Binary Tree Level Order Traversal

Given a binary tree, return the level order traversal of its nodes' values. (ie, from left to right, level by level).

For example:
Given binary tree {3,9,20,#,#,15,7},

    3
   / \
  9  20
    /  \
   15   7

 

return its level order traversal as:

[
  [3],
  [9,20],
  [15,7]
]

 

confused what "{1,#,2,3}" means? > read more on how binary tree is serialized on OJ.

OJ's Binary Tree Serialization:

The serialization of a binary tree follows a level order traversal, where '#' signifies a path terminator where no node exists below.

Here's an example:

   1
  / \
 2   3
    /
   4
    \
     5

The above binary tree is serialized as "{1,2,3,#,#,4,#,#,5}".

思路：这道题是二叉树的层次遍历算法，简单来说就是借用队列来实现二叉树的层次遍历，使用循环方法。
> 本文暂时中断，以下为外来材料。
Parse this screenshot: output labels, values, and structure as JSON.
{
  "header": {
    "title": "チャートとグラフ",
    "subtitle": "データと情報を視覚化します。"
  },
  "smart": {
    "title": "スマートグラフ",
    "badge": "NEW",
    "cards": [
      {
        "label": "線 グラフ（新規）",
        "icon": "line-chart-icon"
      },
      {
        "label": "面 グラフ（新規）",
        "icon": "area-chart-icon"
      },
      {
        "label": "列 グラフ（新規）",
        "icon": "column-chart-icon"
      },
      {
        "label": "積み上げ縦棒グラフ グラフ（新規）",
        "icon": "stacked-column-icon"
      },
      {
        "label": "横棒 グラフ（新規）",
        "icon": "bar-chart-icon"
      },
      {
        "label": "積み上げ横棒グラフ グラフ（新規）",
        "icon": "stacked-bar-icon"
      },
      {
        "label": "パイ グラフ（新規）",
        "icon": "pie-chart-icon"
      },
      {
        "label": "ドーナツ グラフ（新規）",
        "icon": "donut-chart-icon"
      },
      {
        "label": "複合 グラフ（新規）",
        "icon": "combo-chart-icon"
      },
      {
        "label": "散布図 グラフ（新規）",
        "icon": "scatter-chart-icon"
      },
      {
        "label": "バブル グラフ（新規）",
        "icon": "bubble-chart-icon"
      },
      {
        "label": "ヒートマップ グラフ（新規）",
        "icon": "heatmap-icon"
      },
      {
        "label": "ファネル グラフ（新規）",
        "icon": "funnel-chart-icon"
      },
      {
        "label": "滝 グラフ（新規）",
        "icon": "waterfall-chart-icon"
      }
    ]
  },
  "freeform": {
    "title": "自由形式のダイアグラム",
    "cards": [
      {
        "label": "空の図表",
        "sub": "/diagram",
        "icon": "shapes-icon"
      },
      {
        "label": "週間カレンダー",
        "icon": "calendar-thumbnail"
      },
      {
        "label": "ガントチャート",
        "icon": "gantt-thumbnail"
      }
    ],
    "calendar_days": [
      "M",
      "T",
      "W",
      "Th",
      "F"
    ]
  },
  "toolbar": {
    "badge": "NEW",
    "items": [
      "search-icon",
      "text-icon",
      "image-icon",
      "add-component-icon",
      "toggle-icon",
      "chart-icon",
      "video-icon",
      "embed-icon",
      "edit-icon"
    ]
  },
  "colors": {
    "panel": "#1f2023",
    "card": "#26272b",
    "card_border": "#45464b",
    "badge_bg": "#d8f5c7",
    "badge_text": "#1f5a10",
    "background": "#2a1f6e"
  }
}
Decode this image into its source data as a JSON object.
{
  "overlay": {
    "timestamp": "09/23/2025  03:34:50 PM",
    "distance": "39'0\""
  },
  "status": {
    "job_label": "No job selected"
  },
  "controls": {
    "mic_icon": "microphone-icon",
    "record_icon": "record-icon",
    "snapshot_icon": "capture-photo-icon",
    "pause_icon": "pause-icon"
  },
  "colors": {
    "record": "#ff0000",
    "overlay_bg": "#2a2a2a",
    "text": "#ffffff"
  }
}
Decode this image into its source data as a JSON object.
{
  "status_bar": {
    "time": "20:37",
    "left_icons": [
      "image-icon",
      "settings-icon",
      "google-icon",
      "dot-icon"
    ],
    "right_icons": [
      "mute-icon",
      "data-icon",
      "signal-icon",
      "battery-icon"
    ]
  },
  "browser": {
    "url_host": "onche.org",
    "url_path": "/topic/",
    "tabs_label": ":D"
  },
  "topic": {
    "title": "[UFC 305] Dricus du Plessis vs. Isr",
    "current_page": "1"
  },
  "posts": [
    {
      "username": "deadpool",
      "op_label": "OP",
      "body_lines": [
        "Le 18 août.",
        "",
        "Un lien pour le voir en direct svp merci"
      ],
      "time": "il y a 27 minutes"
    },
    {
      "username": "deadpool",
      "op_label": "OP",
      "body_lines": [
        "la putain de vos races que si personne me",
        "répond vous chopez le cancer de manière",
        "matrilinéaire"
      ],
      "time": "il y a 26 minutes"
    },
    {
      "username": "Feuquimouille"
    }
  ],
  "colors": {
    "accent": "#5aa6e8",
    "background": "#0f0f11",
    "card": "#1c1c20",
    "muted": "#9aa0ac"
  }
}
每次将一层的结点放入队列中，将一层的结点遍历其左右结点，然后pop这一层的结点。

/**
 * Definition for binary tree
 * struct TreeNode {
 *     int val;
 *     TreeNode *left;
 *     TreeNode *right;
 *     TreeNode(int x) : val(x), left(NULL), right(NULL) {}
 * };
 */
class Solution {
public:
    vector<vector<int> > levelOrder(TreeNode *root) {
        vector<vector<int> > result;
        queue<TreeNode *> pTree;
        if(root==NULL)
            return result;
        pTree.push(root);
        int count=1;
        vector<int> temp;
        while(!pTree.empty())
        {
            temp.clear();
            int temp_count=0;
            for(int i=0;i<count;i++)
            {
                TreeNode *tn=pTree.front();
                pTree.pop();
                temp.push_back(tn->val);
                if(tn->left!=NULL)
                {
                    pTree.push(tn->left);
                    temp_count++;
                }
                if(tn->right!=NULL)
                {
                    pTree.push(tn->right);
                    temp_count++;
                }
            }
            count=temp_count;
            result.push_back(temp);
        }
        return result;
    }
};

看了其他人的思路，使用递归方法实现的：

/**
 * Definition for binary tree
 * struct TreeNode {
 *     int val;
 *     TreeNode *left;
 *     TreeNode *right;
 *     TreeNode(int x) : val(x), left(NULL), right(NULL) {}
 * };
 */
class Solution {
private:
    vector<vector<int> > result;    
public:
    void traversal(TreeNode *root,int depth)
    {
        if(root==NULL)
            return;
        if(result.size()>depth)
        {
            result[depth].push_back(root->val);
        }
        else
        {
            vector<int> data;
            data.push_back(root->val);
            result.push_back(data);
        }
        traversal(root->left,depth+1);
        traversal(root->right,depth+1);
    }
    vector<vector<int> > levelOrder(TreeNode *root) {
        
        result.clear();
        traversal(root,0);
        return result;
    }
};